7251206 Umm, I didn't even realize that connection until you pointed it out :twilightblush:

Damn, just when it was getting good. Still hard to tell what the plot is though.

7254626 I don't plan to reveal that until late Act 1 or early Act 2.
Feel free to guess though.

My friend, I'm so glad to finally have time to read this. Sorry it's taken me forever to get to this; life's been very busy these past few months. My schedule has just cleared up, so expect a review for each chapter over the next few days. I'll keep this one informal, unlike my other reviews.

You've certainly integrated Sunny's past far better in this story than your previous one. I can follow rather well what's going on, and the time-stamps certainly help with that. I do have a few issues, though.

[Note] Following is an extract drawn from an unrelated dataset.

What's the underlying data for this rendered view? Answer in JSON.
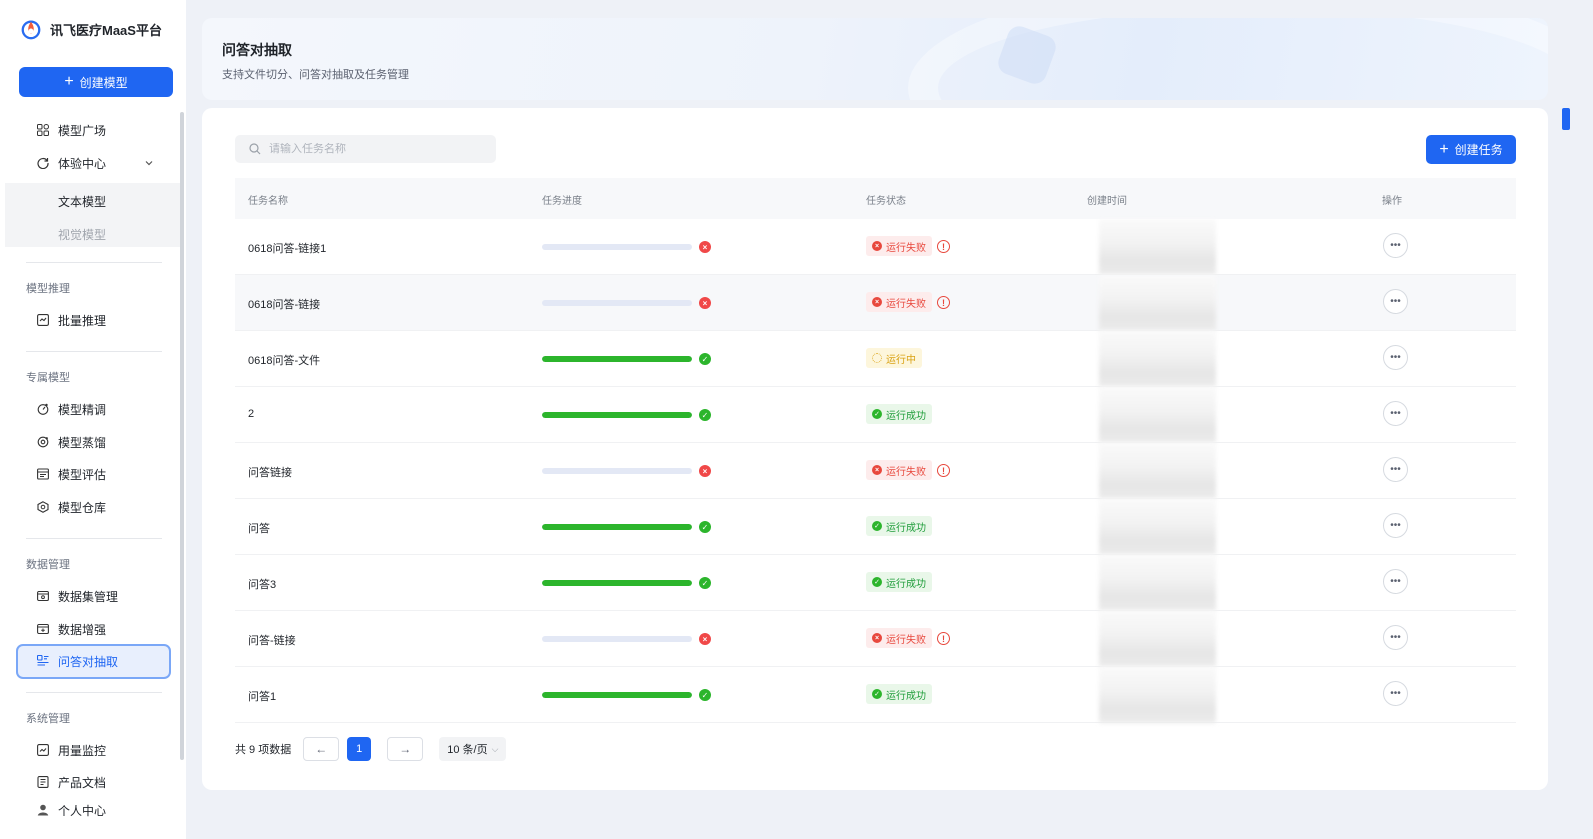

I really don't think Celestia would make Sunny's kidnapping public like that. It's really something you don't want to bring to light unless you really have to, even if it's only to a seamstress and her daughter.

“Remember, you can use this technique to get out of any fall unscaved.”

I believe the word you're looking for is unscathed.

Other than that, this was a good read, and I look forward to reading and reviewing the next two.

7636571 I'm glad that you like it :twilightsmile:

Edit: Also, Thank you for the Fav.

7136848
Sorry that it took so long to respond, but I decided to do a word of god on your question as I can't figure out where to place the answers. Anyways, they found out about her by pure accident as they were trying to get to Celestia's room while she was asleep, forcing them to change their plans.

7753244 Yeah, that makes sense. I don't mind the meta-knowledge answer, though. As long as you gave it the thought.

8783689
Thanks for the Comment! Sadly I’ve been having a small case of Writer’s Block recently with this story. However, I do have a collaboration that I’m writing with a bunch of other people. Hopefully, I should have a few chapters ready to upload soonish.